Zurück zum Eingangsgedicht
Diese Schlüsselszene zeigt uns aber vor allem eins: Die letztendliche Unmöglichkeit, die afilmische Realität mit filmischen Mitteln zu erreichen oder auch nur perfekt zu kopieren. Denn Kiarostami und sein Team filmen das Geschehen, das trotz surrealer Wirkung absolut real ist, unterliegen dabei aber den technischen Konditionen ihrer Aufnahmetechnik. Das Knopflochmikrofon, das sie zur Aufnahme der Dialoge zwischen Makhmalbaf und Sabzian verwenden, streikt immer wieder und gibt nur unregelmäßig Geräuschfetzen frei. Damit unterstreicht Kiarostami die Ohnmacht der Technik vor der Realität und verweist darauf, dass eben doch alles noch so Realistische und Dokumentarische, das durch filmische Mittel erzeugt wird, den Regeln einer imperfekten Technik unterliegt und somit die Realität niemals erreichen wird (Ein treffliches Symbol findet der Film hierfür in der zersprungenen Windschutzscheibe durch die er Sabzian filmt).

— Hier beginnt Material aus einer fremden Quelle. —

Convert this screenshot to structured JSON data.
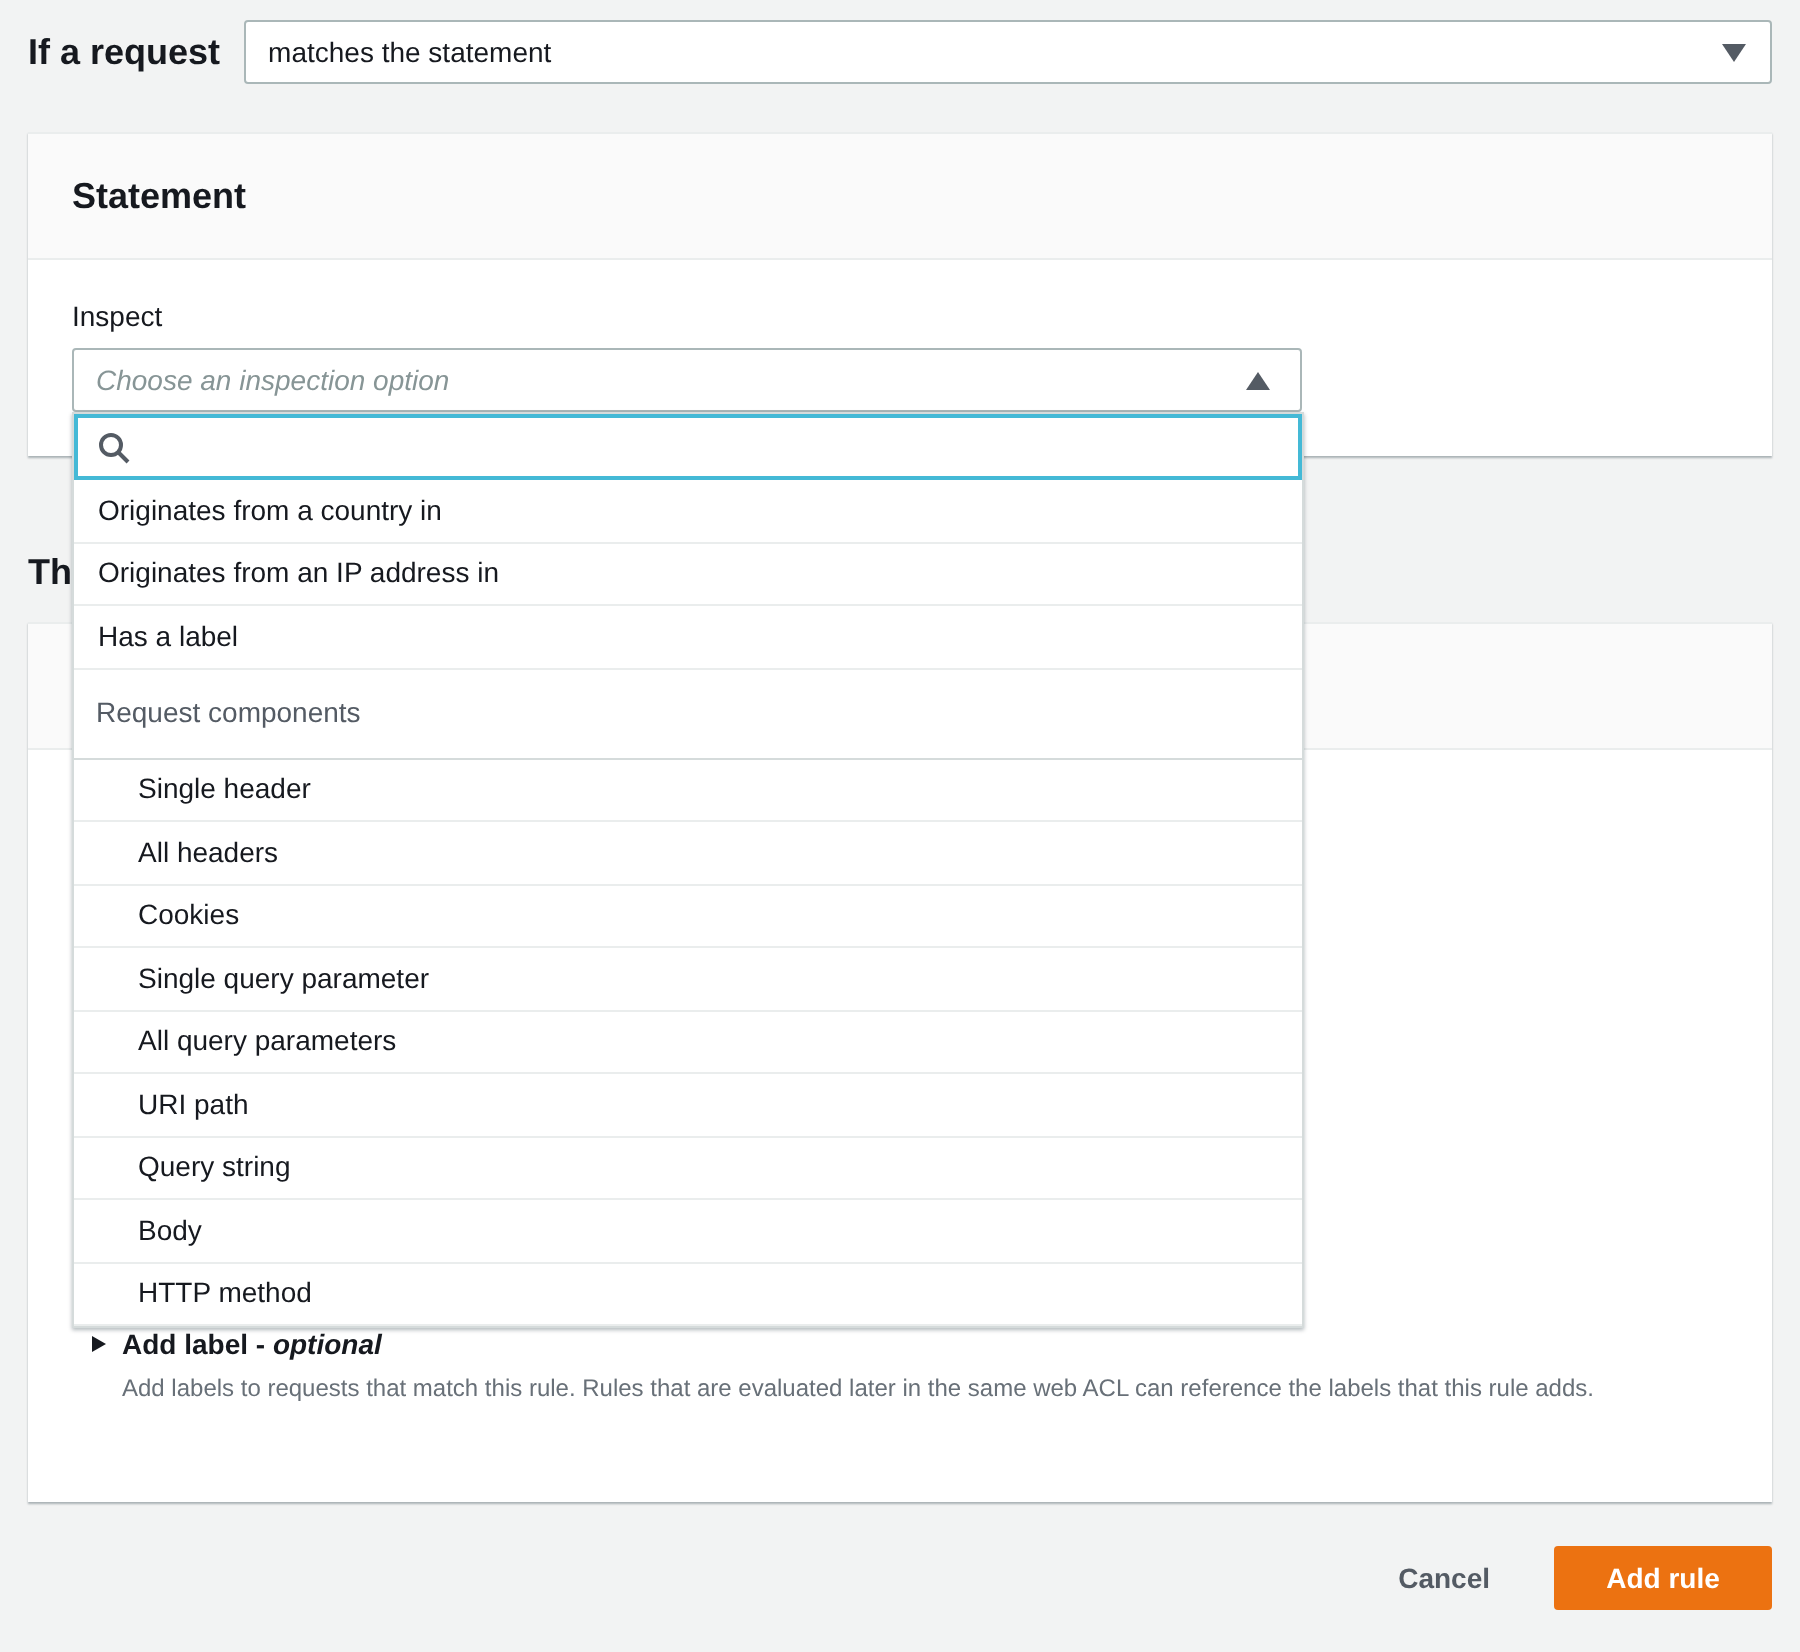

Um abschließend auf das einleitende Gedicht zurückzukommen: Wir wir gesehen haben, ist die afilmische Realität nicht in einer perfekten Kopie einzufangen. Auch wenn es Kiarostami darin womöglich nur um die Schönheit des lyrischen Bildes ging, ist dieses Gedicht meiner Ansicht nach die perfekte Allegorie auf seinen Film, Nein, Kiarostami ist in seinem Versuch, die Realität zu kopieren, letztlich ebenso unbeholfen wie das Schulkind beim Versuch den Zug zu imitieren. Wie auch das Schulkind mit seiner akustischen Onomatopoesie versucht auch Kiarostami die wahre Begebenheit medial zu rekonstruieren. Die alte Schiene bleibt dabei jedoch ebenso eine solche wie Kiarostamis Gegenwart nicht zu einer Vergangenheit wird. Aber, und das macht „Close-Up“ auf dieselbe Weise so großartig wie Kiarostamis Gedicht: Der Versuch, und allein der Versuch, ist von originärer Schönheit und macht uns nachdenken.